Die Gewinnspannen sind verlockend und die Artikel sind schnell ins Sortiment aufgenommen. Dropshipping auf Basis von Alibaba.com, Banggood.com & Co ist weit verbreitet und erfreut sich zunehmender Beliebtheit. Aber würde ich als Dropshipping Experte das auch wirklich empfehlen?

Wir sollten uns ansehen, ob wirklich alles Gold ist was glänzt. Es ist einfach und lukrativ. Passende Artikel werden auf Alibaba.com oder Banggood.com gesucht und bei Amazon Deutschland verkauft. Das kann funktionieren. Eine Frage die man sich stellen kann hierzu ist, wie es mit dem Lieferantenverhältnis aussieht. Hat man eines (wenn man nur gewinnträchtige Artikel) einfach so listet? Amazon hat nichts gegen Dropshipping, aber es muss eine Lieferantenbeziehung vorliegen. Eine solche zu haben erscheint auch auf den zweiten Blick sinnvoll. Denn wie verhält sich das ganze bei Retouren und Reklamationen? Muss die Ware wieder nach China geschickt werden und dann sendet der „Lieferant“ erneut an deinen Endkunden? Ist das wirklich so besprochen? Und wenn ja, geht das im Falle eines Falles auch wirklich reibungslos.
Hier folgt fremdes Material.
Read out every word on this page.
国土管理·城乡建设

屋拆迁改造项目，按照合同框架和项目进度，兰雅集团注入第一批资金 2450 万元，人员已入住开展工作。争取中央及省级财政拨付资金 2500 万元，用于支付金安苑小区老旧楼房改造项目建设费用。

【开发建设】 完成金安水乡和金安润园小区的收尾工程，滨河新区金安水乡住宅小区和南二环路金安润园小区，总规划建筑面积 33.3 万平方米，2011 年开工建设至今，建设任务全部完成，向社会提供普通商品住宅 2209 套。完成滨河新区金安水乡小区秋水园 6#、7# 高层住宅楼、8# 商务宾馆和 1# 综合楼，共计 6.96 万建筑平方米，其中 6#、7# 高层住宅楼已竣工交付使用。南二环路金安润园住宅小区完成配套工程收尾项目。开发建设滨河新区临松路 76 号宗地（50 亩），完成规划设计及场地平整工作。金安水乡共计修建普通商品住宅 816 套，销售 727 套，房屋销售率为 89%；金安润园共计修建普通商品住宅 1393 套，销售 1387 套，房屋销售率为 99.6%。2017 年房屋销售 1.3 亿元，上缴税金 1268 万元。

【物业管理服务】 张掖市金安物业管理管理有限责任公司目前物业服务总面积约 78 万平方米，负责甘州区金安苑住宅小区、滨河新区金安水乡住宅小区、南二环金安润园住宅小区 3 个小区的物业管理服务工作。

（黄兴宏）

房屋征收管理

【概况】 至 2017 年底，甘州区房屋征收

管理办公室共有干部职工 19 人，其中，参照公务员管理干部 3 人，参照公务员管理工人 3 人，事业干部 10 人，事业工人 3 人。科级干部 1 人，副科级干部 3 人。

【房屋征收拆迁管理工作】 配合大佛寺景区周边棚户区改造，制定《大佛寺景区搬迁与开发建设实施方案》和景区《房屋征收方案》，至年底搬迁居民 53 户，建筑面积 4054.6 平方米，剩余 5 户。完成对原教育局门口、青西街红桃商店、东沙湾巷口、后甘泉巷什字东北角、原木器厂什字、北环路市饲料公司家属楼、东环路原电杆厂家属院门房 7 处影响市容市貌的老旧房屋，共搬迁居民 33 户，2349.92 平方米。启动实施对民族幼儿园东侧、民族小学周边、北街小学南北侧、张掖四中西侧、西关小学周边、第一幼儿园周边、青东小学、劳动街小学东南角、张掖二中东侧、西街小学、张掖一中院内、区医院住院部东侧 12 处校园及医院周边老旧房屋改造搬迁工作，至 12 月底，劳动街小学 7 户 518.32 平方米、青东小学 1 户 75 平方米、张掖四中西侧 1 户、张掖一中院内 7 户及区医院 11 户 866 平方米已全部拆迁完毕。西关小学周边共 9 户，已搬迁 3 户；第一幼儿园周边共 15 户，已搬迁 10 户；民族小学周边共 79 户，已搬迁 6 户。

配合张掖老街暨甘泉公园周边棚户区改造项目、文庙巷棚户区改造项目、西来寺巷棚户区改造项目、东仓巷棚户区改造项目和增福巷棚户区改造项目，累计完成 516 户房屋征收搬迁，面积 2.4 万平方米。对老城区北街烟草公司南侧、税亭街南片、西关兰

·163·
Denn die Lieferzeiten sind bei diesem Konstrukt zwangsläufig unsexy. Sowas gefällt mir als Dropshipping Experten gar nicht. Luft- oder Seefracht erfordern einfach Ihre Zeit. Wenn dein Kunde dies weis und entspannt ist, dann passt alles. Aber ich kenne langfristig keinen Amazon Kunden welcher gerne Wochenlang wartet. Gerade der sonst Prime verwöhnte Kunde muss nun warten und womöglich noch selbst rausfahren, zum Zoll. Denn auch dies kann passieren, insbesondere bei teureren Artikel. Das die Kollegen in Fernost auch nur Neuware und vor allem Originalware versenden, ist keinesfalls selbstverständlich. Im Zweifel steht der Endkunde bei Dir auf der Matte. Ein Verweis nach Fernost hilft hier auch nichts, insbesondere daher nicht, da du der Verkäufer und Ansprechpartner bist. Die negative Bewertung und A-Z Antrag gibt es also im Zweifel für dich.

Und selbst wenn dies alles nie passieren sollte und alles reibungslos klappt, dann bleiben noch die Warenbestände. Hat man keine wirkliche Lieferantenbeziehung kann es schnell sein, dass die Ware nicht mehr lieferbar ist. Blöd für die eigene Stornorate. Im übrigen kann es auch eine Herausforderung zu sein, eine steuer-rechtlich saubere Rechnung vom Händler aus China und Co. zu erhalten. Dort ist man nämlich um Welten Pragmatischer. Auch hier zahlt du im Zweifel – nach!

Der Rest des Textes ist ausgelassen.